Last week Zach gave a slightly more technical introduction to the project at the ADCIRC Users' Group Meeting, you can watch the recording here. I gave a tutorial on LibGeoDecomp at GTC 2015. And here is an introduction to HPX by my colleague Thomas Heller.

But STORM is also exciting for another reason. My usual work is very abstract, its contribution is far from daily life. But ADCIRC is an application which is used throughout the world to simulate phenomena ranging from tidal movements to coastal inundation. Its impact is tangible. This becomes apparent when viewing the CERA website. During huricane season it's tracking the current storms path, but its database also contains many storms of the recent past, including Katrina.

Some have asked how these computer simulations affect our lives. I'm not involved in emergency management, so please correct me if I'm mistaken in the following paragraph. As far as I know the procedure is about as follows: if a hurricane threatens to make landfall computer simulations are run to estimate the expected inundation in certain areas. Right now the accuracy of these simulations is limited by

  1. the available/usable compute power,
  2. the accuracy of the underlying model and maps (grids), and
  3. last, but not least, time.

There is only a very short window of time in which a forecast has to be made. A forecast is not a computer simulation, but an interpretation of an (expert) human, based on simulations. The shorter the required time for these simulations, the more time there is to react. Mandatory lead time for evacuations is about 24 hours. The kicker: simulations will be more exact the closer the storm is to the coast, but lead time will be greatly reduced. Evacuation of one square mile estimated at one 1M USD per square mile. Play safe and potentially waste hundreds of millions of dollars? Decide to late and people will be caught by the storm on the road, exposed? I have the deepest respect for the people making these decisions. They deserve all the tools we can deliver to lessen their burden.

Use Cases

So, weather aside, what are these supercomputers being used for? Over the course of history military uses have always been a driver of this technology. ENIAC, one of the first computers, was used to calculate artillery tables and parameters for the hydrogen bomb. Today nuclear weapons stewardship (purpose: what happens to the decaying nukes, sitting in the shelves?) remains an important task. Astrophysics is another domain (question: hey, what happens if we drop that star into a black hole?), as is the simulation of engineering designs (think: crash tests of new cars/planes/ships before building actual prototypes).
Among the most exciting examples is computational drug design. Let me tell you a quick story. David E. Shaw is a computer scientist who was among the first to work on massively parallel computers. He was also among the first to take this kind of expertise to Wall Street. He made billions. Later he decided to pursue even higher goals by funding DESRES, a research lab that seeks to develop hardware/software tools to further the research on computational drug development. Well known results of this lab are the software Desmond and the line of Anton supercomputers. I briefly met David during a job interview. He is an extraordinarily charismatic and likable man and I have the utmost admiration for him. I ended up not getting an offer, but still feel like a winner for all the interesting conversations I had with members of the lab during the interview process.

Quantum Computers

I received a couple of inquiries on how I'd imagine that quantum computers would affect supercomputers. This field is still very immature, so I don't expect much of a stir anytime soon. The potential of quantum computers is that we might be able to use them as non-deterministic Turing machines, which would essentially allow us to solve all problems from NP in P time. That doesn't make any sense? No worries. P and NP are terms from theoretical computer science. Some theoretical computer scientists (or mathematicians, the lines are blurred) strive to classify which computational problems can be solved in which time -- and with how much storage. For problems which are, colloquially put, representative of class NP, we currently only know algorithms which require exponential time.
Travelling Salesman Movie Poster

This means they're currently intractable as the required compute time typically equates to billions and billions of years. One famous example would be breaking cryptographic methods -- at least as long as no government agency did weaken these before. Speaking of which: there is a highly acclaimed movie on this very subject and itreceived way to little attention: Travelling Salesman.
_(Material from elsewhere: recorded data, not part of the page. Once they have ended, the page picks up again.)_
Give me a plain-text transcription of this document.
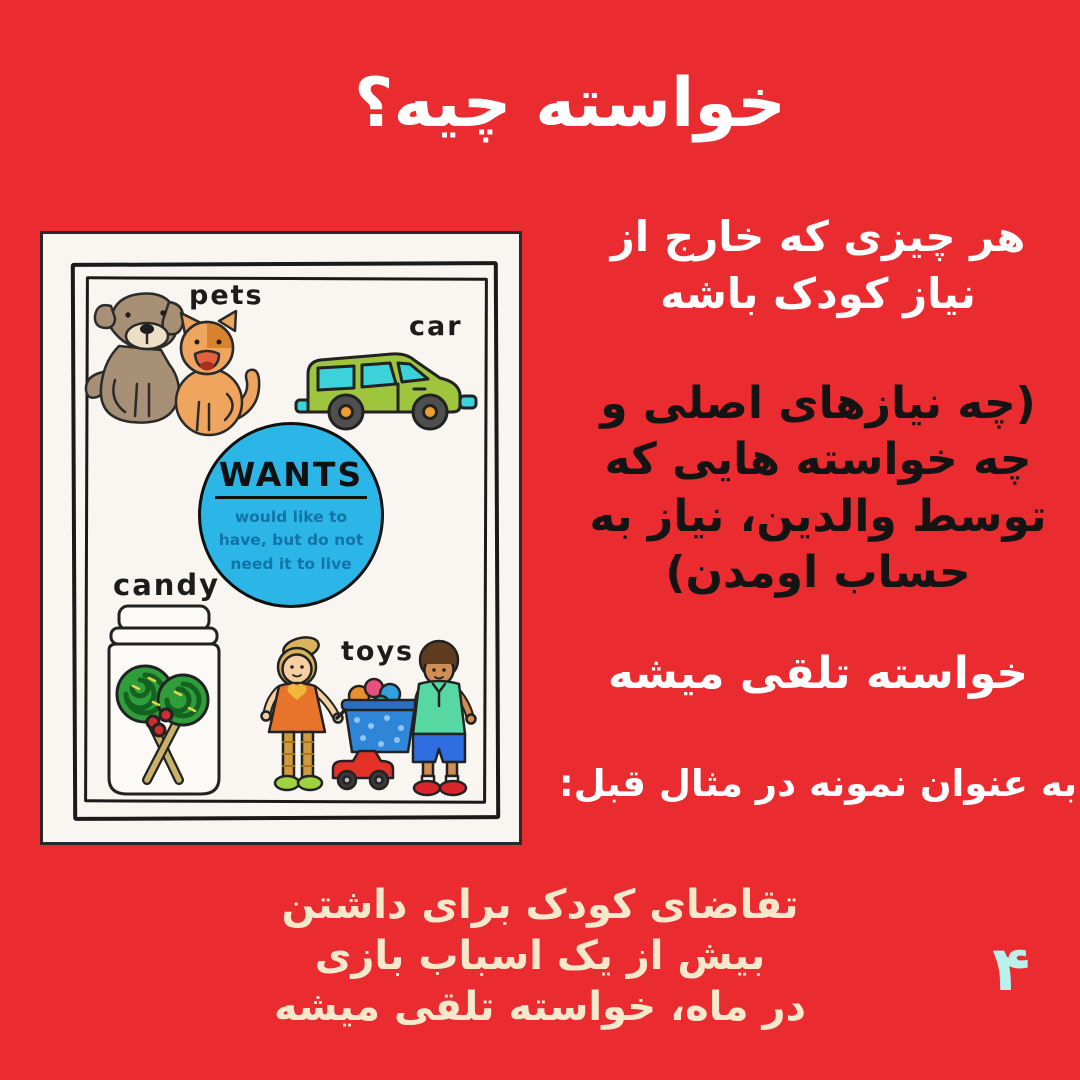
خواسته چیه؟
pets
car
candy
toys
WANTS
would like to
have, but do not
need it to live
هر چیزی که خارج از
نیاز کودک باشه
(چه نیازهای اصلی و
چه خواسته هایی که
توسط والدین، نیاز به
حساب اومدن)
خواسته تلقی میشه
به عنوان نمونه در مثال قبل:
تقاضای کودک برای داشتن
بیش از یک اسباب بازی
در ماه، خواسته تلقی میشه
۴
But back to supercomputers vs. quantum computers. Computer simulations are very different than breaking crypto keys. Essentially a quantum computer would be very good at guessing solutions to a system of equations. Many simulation codes spend considerable amounts of time on solving equations, but the tricky part here is that these are huge and many. Huge means that a quantum computer would need petabytes of memory -- current experimental machines operate on a couple of bits. Many means that even a quantum computer would need a lot of repetitions, with repetitions equating to time. In summary, even with quantum computers on the horizon, I expect supercomputing to remain an expensive domain -- in terms of both, money and time.

(Programming) Supercomputers

Emacs screenshow, editing the HPX backend of LibGeoDecomp

So, how does programming of these machines work? Well, in its simplest form just like any other programming: open your favorite text editor/IDE and type away. But there is a catch.

Typical programming languages are C, C++ and Fortran. ADCIRC is written chiefly in Fortran. Fortran has a reputation for being highly efficient since the language standard enables the compiler to perform certain optimizations (wink, aliasing, wink).

Not all of these are possible out of the box with other languages, but for most there are pragmas that you can insert into your code to let the compiler know that certain optimizations are safe (e.g. pragma noalias, pragma vector always). It's a mess. C++ has/had a reputation for being slow. I'm not a big fan on programming languages turf wars. To me they are merely tools. Yes, one can write slow code in C++. But C++ has the advantage of being able to encapsulate complexity (objects...) while still lending itself to write efficient code. The preprocessor and, more importantly, templates are powerful tools for compile time code generation. My experience (and research result) is that this is an essential building block of high performance code. Fortran has little support for compile time code generation, thus much more magic is required on behalf of the compiler. Sometimes this works out, sometimes not. Few projects are using Java. Python has gained some traction, but mostly on the workflow level, not inside of computational kernels.

There is no clear winner regarding the IDE of choice. Many in the industry seem to use vim and Emacs, with the latter being my choice. Eclipse and other IDEs have a certain following, but lack a distinctive killer feature in this setting.

Debugging and profiling on these machines is a problem. In theory it is possible to attach gdb to any running process, but in practice you often won't know which one of the tens of thousands of nodes you'd need to connect to. Plus, you're probably not around when the fault occurs, as your job will be sitting in the queue for a couple of days (resource arbitration on these machines is handled by a batch system) and you can't just block the job for hours as the cost of of a system hour may easily be in the five digits range. So if your code fails, you'll typically hope that the crash output will be descriptive enough to allow you to fix the bug (my advice: fail early). If it's not, then the next best hope is to somehow reproduce the behavior on a development machine (e.g. with a smaller dataset). If this fails as well then you should hope that the bug simply doesn't occur again. Many projects are hard-pressed for compute time, and extensive debugging sessions at scale will quickly burn through even the beefiest compute time budget.